Information, Publicity and Broadcasting Services Minister, Senator Monica Mutsvangwa said this when she presented a paper on the role of government in safeguarding public interest journalism at the 2022 Africa Journalism and Media Summit in Bulawayo this Thursday.
“The government expects our media to be professional and accountable to the citizens of Zimbabwe. At the end of the day, they must appreciate that they are Zimbabweans first and they have a responsibility towards contributing to the development of their country.
“They cannot be bystanders as if they don’t belong. Let us all respect the division of labor, mindful of the fact that it is the total of all our efforts that will make our country great. On their part, media practitioners have to improve on the standards of the profession.
“They should report in a truthful, informative, and analytical way and avoid the temptation of tabloid sensationalism. The government has adopted stringent policies against the spread of fake news and we believe that the measures put in place provide good grounds for credible journalism to thrive,” said Minister Mutsvangwa.
Senator Mutsvangwa also reiterated the Second Republic’s commitment to creating an enabling environment for the media as demonstrated by policy changes and reforms implemented in the past four years.

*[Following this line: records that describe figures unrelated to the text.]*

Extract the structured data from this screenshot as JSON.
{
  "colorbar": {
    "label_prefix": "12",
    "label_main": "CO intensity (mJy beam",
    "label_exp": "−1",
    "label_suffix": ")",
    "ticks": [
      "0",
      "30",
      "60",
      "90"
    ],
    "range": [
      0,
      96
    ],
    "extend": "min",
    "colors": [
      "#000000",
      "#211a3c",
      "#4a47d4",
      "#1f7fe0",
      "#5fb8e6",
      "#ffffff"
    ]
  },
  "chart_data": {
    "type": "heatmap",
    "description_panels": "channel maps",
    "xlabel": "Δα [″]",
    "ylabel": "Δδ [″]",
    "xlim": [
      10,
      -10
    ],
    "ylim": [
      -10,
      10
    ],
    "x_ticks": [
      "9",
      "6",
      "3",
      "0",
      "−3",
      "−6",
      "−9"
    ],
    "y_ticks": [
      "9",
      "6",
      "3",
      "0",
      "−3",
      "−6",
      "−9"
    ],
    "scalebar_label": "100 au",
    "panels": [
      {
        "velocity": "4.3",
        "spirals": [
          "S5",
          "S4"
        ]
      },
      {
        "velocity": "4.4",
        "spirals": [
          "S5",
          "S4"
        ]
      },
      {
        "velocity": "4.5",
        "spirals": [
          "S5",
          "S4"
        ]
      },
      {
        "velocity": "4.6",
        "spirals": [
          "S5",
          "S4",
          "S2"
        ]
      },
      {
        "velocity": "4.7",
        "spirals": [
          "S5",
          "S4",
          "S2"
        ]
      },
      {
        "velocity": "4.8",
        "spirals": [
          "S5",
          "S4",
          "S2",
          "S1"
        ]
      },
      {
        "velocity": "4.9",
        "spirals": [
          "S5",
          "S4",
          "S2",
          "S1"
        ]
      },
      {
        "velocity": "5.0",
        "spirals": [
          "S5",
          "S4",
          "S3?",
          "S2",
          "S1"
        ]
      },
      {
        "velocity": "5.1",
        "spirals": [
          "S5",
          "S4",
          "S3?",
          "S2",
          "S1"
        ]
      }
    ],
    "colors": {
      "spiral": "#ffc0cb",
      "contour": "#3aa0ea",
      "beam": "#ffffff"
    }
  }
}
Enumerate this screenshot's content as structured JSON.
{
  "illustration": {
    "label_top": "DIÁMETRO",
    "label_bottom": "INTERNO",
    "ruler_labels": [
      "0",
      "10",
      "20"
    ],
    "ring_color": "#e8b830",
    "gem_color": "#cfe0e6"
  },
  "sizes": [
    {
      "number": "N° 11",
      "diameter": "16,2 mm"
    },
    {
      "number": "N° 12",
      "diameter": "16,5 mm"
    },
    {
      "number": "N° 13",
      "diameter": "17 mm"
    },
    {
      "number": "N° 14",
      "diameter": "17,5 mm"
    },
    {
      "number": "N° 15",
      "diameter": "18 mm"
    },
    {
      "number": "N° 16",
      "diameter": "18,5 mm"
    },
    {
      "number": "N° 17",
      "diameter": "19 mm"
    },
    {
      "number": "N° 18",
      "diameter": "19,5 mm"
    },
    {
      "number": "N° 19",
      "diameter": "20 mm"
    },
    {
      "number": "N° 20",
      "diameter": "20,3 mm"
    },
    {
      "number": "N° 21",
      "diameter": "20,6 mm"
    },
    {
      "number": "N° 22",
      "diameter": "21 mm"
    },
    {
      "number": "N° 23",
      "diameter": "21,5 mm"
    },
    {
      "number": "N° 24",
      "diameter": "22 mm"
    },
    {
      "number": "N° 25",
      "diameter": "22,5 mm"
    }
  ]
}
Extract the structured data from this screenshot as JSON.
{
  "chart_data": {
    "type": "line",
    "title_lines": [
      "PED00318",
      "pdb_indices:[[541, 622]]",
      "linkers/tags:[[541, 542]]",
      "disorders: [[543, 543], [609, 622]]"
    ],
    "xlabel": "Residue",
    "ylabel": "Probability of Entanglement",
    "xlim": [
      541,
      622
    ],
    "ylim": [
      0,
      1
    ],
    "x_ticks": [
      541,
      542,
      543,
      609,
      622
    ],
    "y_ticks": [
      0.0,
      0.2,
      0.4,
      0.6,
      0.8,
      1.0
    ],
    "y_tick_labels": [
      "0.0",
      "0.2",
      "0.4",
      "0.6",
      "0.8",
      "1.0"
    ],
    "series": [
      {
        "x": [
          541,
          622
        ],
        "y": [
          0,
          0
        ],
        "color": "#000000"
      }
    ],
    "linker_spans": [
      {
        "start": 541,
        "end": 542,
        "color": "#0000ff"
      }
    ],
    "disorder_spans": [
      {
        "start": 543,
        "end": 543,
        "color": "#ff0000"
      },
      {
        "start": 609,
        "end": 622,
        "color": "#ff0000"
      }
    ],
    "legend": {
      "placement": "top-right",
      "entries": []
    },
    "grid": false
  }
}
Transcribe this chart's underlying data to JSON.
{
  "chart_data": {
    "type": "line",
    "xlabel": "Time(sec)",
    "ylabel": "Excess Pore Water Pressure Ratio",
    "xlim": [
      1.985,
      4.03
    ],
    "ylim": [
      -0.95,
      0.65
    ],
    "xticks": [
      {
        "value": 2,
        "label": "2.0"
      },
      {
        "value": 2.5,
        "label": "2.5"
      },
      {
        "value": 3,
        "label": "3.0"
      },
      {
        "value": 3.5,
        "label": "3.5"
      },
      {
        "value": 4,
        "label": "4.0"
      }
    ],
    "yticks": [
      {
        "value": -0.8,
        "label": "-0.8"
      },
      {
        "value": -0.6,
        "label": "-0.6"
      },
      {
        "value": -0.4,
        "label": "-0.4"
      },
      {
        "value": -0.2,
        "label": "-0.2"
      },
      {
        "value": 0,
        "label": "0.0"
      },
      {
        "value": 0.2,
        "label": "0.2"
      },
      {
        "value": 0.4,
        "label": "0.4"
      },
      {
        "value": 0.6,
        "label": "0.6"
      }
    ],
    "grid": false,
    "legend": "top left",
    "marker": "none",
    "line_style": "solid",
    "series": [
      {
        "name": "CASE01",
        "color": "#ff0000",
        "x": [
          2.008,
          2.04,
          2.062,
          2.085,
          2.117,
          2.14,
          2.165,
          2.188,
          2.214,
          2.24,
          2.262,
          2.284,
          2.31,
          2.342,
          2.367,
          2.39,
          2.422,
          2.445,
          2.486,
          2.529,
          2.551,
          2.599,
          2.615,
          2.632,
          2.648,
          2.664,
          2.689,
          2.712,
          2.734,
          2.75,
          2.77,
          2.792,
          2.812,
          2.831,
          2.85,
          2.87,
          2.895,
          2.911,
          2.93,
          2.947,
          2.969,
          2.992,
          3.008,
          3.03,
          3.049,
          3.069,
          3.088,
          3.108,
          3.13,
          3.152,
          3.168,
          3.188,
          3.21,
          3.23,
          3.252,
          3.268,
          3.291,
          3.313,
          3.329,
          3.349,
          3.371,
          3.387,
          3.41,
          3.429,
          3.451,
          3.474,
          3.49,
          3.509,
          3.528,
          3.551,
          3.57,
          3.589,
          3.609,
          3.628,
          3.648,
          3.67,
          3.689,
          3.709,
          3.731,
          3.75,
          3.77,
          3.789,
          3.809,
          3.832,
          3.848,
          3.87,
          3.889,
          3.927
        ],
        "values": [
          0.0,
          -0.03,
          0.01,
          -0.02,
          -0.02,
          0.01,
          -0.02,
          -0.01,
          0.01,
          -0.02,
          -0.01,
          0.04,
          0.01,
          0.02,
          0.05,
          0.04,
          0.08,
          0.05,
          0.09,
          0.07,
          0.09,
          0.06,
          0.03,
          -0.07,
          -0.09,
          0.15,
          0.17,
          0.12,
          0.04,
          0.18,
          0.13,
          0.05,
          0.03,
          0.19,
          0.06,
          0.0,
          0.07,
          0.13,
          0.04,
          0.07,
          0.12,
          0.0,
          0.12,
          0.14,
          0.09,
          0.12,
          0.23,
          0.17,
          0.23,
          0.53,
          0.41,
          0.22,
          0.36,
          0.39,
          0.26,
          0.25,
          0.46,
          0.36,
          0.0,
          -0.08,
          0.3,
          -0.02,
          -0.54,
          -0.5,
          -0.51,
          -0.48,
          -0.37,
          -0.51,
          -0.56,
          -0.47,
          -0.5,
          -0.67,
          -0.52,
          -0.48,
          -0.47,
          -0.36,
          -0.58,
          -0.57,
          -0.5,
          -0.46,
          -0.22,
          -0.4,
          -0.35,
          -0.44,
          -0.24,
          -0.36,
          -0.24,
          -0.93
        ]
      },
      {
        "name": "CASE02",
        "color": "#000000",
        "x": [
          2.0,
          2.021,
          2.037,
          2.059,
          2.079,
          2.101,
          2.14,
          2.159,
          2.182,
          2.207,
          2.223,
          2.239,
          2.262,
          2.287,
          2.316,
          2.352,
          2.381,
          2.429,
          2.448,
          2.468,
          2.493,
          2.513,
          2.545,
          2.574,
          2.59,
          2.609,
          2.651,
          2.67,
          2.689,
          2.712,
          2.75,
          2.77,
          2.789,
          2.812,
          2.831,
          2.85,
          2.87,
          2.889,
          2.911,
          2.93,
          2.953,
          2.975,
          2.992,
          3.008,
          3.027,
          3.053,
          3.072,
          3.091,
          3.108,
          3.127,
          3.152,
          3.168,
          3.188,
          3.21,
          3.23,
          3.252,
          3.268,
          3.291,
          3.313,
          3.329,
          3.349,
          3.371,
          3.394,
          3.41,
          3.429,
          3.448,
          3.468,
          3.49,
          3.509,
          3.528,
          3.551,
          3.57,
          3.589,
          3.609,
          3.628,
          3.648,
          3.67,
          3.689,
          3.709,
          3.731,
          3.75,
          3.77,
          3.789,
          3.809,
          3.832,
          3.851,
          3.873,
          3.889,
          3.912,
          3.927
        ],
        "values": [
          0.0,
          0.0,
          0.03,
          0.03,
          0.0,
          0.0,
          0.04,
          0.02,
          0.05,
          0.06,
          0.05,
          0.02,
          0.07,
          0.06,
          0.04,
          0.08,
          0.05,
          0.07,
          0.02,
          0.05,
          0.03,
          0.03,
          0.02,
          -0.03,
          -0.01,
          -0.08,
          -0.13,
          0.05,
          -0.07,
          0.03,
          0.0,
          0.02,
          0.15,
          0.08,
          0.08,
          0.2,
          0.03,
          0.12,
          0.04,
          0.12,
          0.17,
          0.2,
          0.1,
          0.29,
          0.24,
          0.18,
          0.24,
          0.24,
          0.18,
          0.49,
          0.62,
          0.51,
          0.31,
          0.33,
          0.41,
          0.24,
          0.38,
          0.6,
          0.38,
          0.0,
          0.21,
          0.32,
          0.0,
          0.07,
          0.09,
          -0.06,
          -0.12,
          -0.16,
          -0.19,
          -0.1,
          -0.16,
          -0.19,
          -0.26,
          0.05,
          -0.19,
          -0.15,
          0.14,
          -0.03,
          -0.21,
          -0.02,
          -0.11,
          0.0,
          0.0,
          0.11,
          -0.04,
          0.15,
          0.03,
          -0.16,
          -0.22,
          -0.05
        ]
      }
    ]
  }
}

“Many of you here will testify that the Zimbabwean Government has demonstrated commitment to enabling a conducive environment for the promotion of public interest journalism, restoring trust in journalism, and fighting fake news, disinformation, and misinformation in a post-news world.
“At the advent of Second Republic, a decision was made to demystify Government processes and Cabinet decisions, hence we came out with the post Cabinet media briefing. Any media reforms must result in the further development and growth of that sector.
“This is being enhanced by the government’s pursuit of the digital broadcasting migration programme, which will unlock more frequencies for more radio stations. Resources have been limited by other contesting interests especially with the striking of Covid-19 at the beginning of 2020, but we are getting there. My Ministry is concerned about the welfare and safety of media personnel.”
The Government has been commended for creating an enabling environment in the media sector, with stakeholders being urged to collaborate in addressing challenges in the industry.
“We are happy about the reforms that have been implemented. The environment enables diverse voices and this shows that the momentum will grow. We are looking for the Media Practitioners’ Draft Bill so that media can be co-regulated for the betterment of the profession,” said Lenox Mhlanga, board chairperson for the Zimbabwe Centre for Media and Information literacy.
“We are very excited to hold this two-day summit where the media is engaging with government and all relevant stakeholders sharing the needs that the media is finding itself in the changing environment,” said Anna Hoffman Kwanga, country director for Konrad Adenauer Stiftung.
The Second Republic has been walking the talk in implementing media reforms through the licensing of 14 community radio stations, six commercial national free air to television stations, and eight campus radio stations, while a content distribution service license was awarded to Azam Media Private Limited.